Today is the 57th anniversary of the death of H. L. Mencken, perhaps the greatest of American writers. Murray Rothbard called him the “joyous libertarian” (a term that describes Rothbard as well). Rothbard wrote that “American Kultur . . . was incapable of understanding H. L. Mencken. . . . It is difficult for Americans to understand a merger of high-spirited wit and devotion to principle; one is either a humorist, gently or acidly spoofing the foibles of one’s age, or else one is a serious and solemn thinker. That a man of ebullient wit can be, in a sense, all the more devoted to positive ideas and principles is understood by very few; almost always, he is set down as a pure cynic and nihilist.” Mencken was no nihilist, but a “serene and confident individualist, dedicated to competence and excellence and deeply devoted to liberty.”
To honor Mencken, I direct you to one of his typically funny essays, “The Dismal Science,” about the economists of his day. A few excerpts:
One of [my poisons], following hard after theology, is political economy. What! Political economy, that dismal science? Well, why not? Its dismalness is largely a delusion, due to the fact that its chief ornaments, at least in our own day, are university professors. The professor must be an obscurantist or he is nothing; he has a special and unmatchable talent for dullness; his central aim is not to expose the truth clearly, but to exhibit his profundity, his esotericity—in brief, to stagger sophomores and other professors. The notion that German is a gnarled and unintelligible language arises out of the circumstance that it is so much written by professors. . . .

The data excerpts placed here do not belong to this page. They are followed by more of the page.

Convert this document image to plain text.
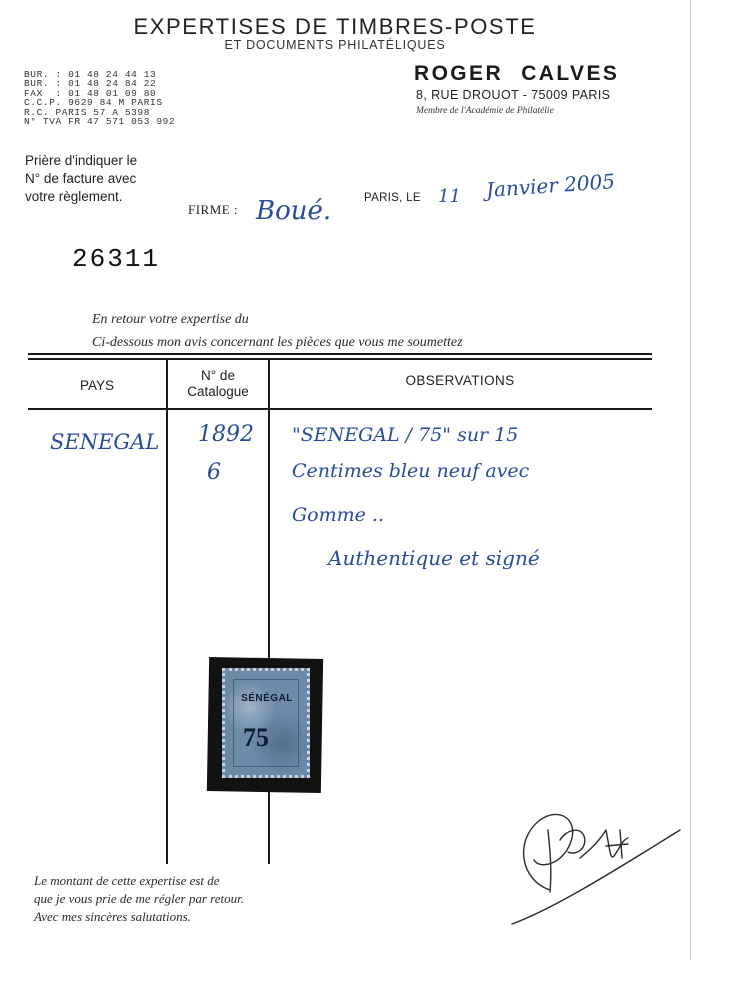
EXPERTISES DE TIMBRES-POSTE
ET DOCUMENTS PHILATÉLIQUES
BUR. : 01 48 24 44 13
BUR. : 01 48 24 84 22
FAX  : 01 48 01 09 80
C.C.P. 9629 84 M PARIS
R.C. PARIS 57 A 5398
N° TVA FR 47 571 053 992
ROGER CALVES
8, RUE DROUOT - 75009 PARIS
Membre de l'Académie de Philatélie
Prière d'indiquer le
N° de facture avec
votre règlement.
FIRME : Boué.	PARIS, LE 11 Janvier 2005
26311
En retour votre expertise du
Ci-dessous mon avis concernant les pièces que vous me soumettez
PAYS
N° de
Catalogue
OBSERVATIONS
SENEGAL 1892
6
"SENEGAL / 75" sur 15
Centimes bleu neuf avec
Gomme ..
Authentique et signé
SÉNÉGAL
75
Le montant de cette expertise est de
que je vous prie de me régler par retour.
Avec mes sincères salutations.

[There is no] inherent reason why even the most technical divisions of its subject should have gathered cobwebs with the passing of the years. Taxation, for example, is eternally lively; it concerns nine-tenths of us more directly than either smallpox or golf, and has just as much drama in it; moreover, it has been mellowed and made gay by as many gaudy, preposterous theories. As for foreign exchange, it is almost as romantic as young love, and quite as resistant to formulae. . . .
Political economy, in so far as it is a science at all, was not pumped up and embellished by any such academic clients and ticket-of-leave men. It was put on its legs by inquirers who were not only safe from all dousing in the campus pump, but who were also free from the mental timorousness and conformity which go inevitably with school-teaching—in brief, by men of the world, accustomed to its free air, its hospitality to originality and plain speaking.